The first fighter to enter the ring that is my countdown, but probably not the last.  Any 2D fighting fan has played MvsC2.  The series essentially took the Street Fighter formula, added a ton of Marvel and Capcom characters to the usual roster, introduced tag team play and amped up the speed to beyond hyper proportions.  Choose any team of three, swap them out when you wish and even dole out “helper” attacks if you just need a partner to step in for a spell.  You can also decide to unleash two or even all three of your characters on your opponent at once with a full hyper gauge.

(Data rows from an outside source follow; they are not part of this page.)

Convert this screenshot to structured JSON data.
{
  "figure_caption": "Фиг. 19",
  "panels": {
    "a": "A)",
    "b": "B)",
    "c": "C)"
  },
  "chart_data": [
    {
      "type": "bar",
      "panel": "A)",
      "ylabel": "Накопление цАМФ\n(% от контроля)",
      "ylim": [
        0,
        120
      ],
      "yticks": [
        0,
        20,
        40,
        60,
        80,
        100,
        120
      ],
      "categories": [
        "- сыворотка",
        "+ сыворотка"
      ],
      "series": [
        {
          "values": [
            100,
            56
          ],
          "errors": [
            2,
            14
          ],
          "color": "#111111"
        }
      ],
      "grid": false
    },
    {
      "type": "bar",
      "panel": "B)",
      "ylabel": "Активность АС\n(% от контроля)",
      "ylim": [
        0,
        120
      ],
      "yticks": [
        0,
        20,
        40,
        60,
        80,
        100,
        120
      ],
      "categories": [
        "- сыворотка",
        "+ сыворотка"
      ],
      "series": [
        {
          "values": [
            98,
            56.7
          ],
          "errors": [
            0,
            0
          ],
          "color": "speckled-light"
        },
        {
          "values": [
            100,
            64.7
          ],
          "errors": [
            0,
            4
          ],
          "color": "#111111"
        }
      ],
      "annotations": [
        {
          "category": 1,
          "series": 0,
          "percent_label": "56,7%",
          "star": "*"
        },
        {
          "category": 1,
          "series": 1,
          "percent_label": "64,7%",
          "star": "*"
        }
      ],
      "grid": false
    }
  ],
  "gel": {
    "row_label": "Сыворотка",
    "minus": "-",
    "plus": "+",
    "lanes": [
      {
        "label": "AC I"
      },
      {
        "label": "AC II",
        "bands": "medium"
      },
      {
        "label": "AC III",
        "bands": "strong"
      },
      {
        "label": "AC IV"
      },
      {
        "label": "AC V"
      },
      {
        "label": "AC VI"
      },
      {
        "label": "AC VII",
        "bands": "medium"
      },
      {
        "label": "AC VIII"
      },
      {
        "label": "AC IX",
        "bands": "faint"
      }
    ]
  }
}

This is a game that was a dream come true for someone like me:  a huge video game fan that (naturally) was into comics at the time.  How can you argue with 56 total playable characters from the Marvel and Capcom universes?  Let me repeat that:  56 playable characters!  Ryu/Wolverine/Venom, Chun-Li/Cable/Strider Hiryu, the possibilities are endless.  Plus, as briefly mentioned before the action on-screen is insanely fast and a great way to take a break from the more technical 2D fighters and just go nuts pulling off special move after special move with lightning precision.  An awesome, frantic package that has a lot of underlying room for skill.  Oh, and there’s about six billion unlockables.

42.  Toejam & Earl

Another Sega game that furthered their “cool” factor, Toejam and Earl’s outer space adventures actually made for a pretty cool game.  The character archetypes are ridiculous by today’s standards, but aliens wearing sunglasses and bling were something us kids related to in the early ’90s.  The game revolved around Toejam and Earl trekking across Earth looking for pieces of their crashed spaceship so they could go home.

Each level had funky/wacky music, wild enemies like crazy dentists and killer mailboxes, and lots of presents!  Grabbing presents was much of the fun, given that they provided power-ups but could also have negative effects.  It was often a guessing game of risk/reward until you had discovered many of the items.  Also, one nice dynamic was that each level was an island of land floating in space and you could fall off the edge to a previous level or find an elevator to proceed up.  Games like this defined the vibe of the early ’90s and what kids wanted to see in their popular culture, and the humor worked well and was well-received by critics and gamers alike.

41.  General Chaos

Here is a diamond in the rough that may not have withstood the test of time, but at the very least was a blast to play in its heyday.  If you’ve never heard of this one don’t feel bad, it’s a fairly obscure Genesis title.  General Chaos is essentially a squad-based game with an isometric view.  You select one of a handful of available groups of soldiers compiled from gunners, flame throwers, rocket launchers and grenadiers.  You’re taken through a selection of missions where you’re pitted against a computer (or human) controlled squad.  You may also have to do something like blow up a train in the process.  You don’t see me arguing.

The battlefield is one screen’s worth of terrain, filled with barbed wired, sand bags, trees, and railroad tracks.  The D-Pad moves a cursor which you use to not so much select particular squad members and order them around but moreso move them all at once and let the sh*t fly.  Admittedly this game would be timeless with the use of a mouse instead of a controller, but as it is it’s playable and offers an organic experience that can be quite different every time.  The game is also quite cartoony and the humorous animations lighten up the gameplay.  A game that suffers a bit as it ages but offers a lot of replay value if you can look past the control limitations.